Each page of the JUnQ book dives into the neon structures of Sene’s Cronenberg-like mutations: miniatures, models and ventilation details echo the micro-evolution of Sene’s “imaginary mundane.” Moments of object recognition flicker before receding from view. Appropriating the mechanisms of the COVID-19 pandemic, Sene seeks to conjure the sense of entrapment brought on by infection, affecting containment in the microscopic abstractions he presents of his own sculptural work. Casting his contained biotope as a friend, rather than a foe, the fragmented view of these works imbues them with a sense of intimacy and primacy.
It features a bespoke type designed in collaboration with Marie Mam-Sai Bellier and Marine Stephan. Evocative of archeology and the imagined glyphs traced by lost civilizations, the type provides an (il)legible scripture to JUnQ’s multi-fold universe.
JUnQ, or the Journal of Unsolved Questions, is modeled on a parallel exercise: to sketch music and to score sculptures. Part exhibition, part book and part album release, JUnQ seeks to propose a collaborative language that binds the algorithmic needs of an artificial pop star to the performance of the artist himself. Boundaries between reality and artifice are blurred in a continuous chain of confrontation and sublimation, wherein a romance between analog evolution and digital experimentation is born.

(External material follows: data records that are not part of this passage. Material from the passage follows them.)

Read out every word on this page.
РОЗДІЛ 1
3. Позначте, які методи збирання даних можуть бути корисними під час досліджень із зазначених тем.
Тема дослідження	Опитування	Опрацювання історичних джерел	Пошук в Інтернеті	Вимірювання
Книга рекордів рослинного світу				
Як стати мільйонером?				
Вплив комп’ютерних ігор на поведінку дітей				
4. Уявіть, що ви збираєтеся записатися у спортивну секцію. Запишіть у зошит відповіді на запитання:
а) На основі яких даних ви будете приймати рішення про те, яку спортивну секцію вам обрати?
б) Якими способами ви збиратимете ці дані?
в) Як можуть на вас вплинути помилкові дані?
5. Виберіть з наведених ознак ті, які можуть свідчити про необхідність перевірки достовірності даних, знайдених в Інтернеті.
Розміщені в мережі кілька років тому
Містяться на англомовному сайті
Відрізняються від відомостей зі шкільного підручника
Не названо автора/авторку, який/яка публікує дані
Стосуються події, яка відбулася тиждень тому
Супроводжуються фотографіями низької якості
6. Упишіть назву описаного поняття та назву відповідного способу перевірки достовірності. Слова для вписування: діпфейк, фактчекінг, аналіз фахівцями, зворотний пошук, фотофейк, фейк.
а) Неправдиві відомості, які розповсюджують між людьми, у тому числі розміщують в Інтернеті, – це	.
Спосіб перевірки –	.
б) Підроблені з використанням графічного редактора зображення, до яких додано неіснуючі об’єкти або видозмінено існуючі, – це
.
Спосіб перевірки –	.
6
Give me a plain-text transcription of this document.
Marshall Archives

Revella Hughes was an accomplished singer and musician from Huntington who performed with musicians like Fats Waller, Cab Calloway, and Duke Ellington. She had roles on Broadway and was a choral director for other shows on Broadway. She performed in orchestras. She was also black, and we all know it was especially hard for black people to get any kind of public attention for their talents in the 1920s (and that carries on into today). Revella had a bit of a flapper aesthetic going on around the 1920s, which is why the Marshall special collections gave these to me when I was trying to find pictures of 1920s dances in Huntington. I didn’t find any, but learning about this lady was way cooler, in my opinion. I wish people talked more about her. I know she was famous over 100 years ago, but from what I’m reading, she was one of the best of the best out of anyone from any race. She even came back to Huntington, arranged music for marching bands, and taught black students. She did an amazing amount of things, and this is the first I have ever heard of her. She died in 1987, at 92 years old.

The immersive project released by PAN represents Erwan Sene’s debut album and the multifaceted nature of his approach. Composed like a chorus of fantastical beasts, the album wanders atmospherically through a fogged wood. Sounds are never used for their default function–– they are sculpted, distorted and amplified, becoming hybrids of themselves. A haunting banshee, the monstrous growl of an Orc, Siren songs wafting through the trees–– these and more are recreated with sinuous violins, muffled harpsichord and digital instruments, culminating in a a vibrant “jungle” of sound.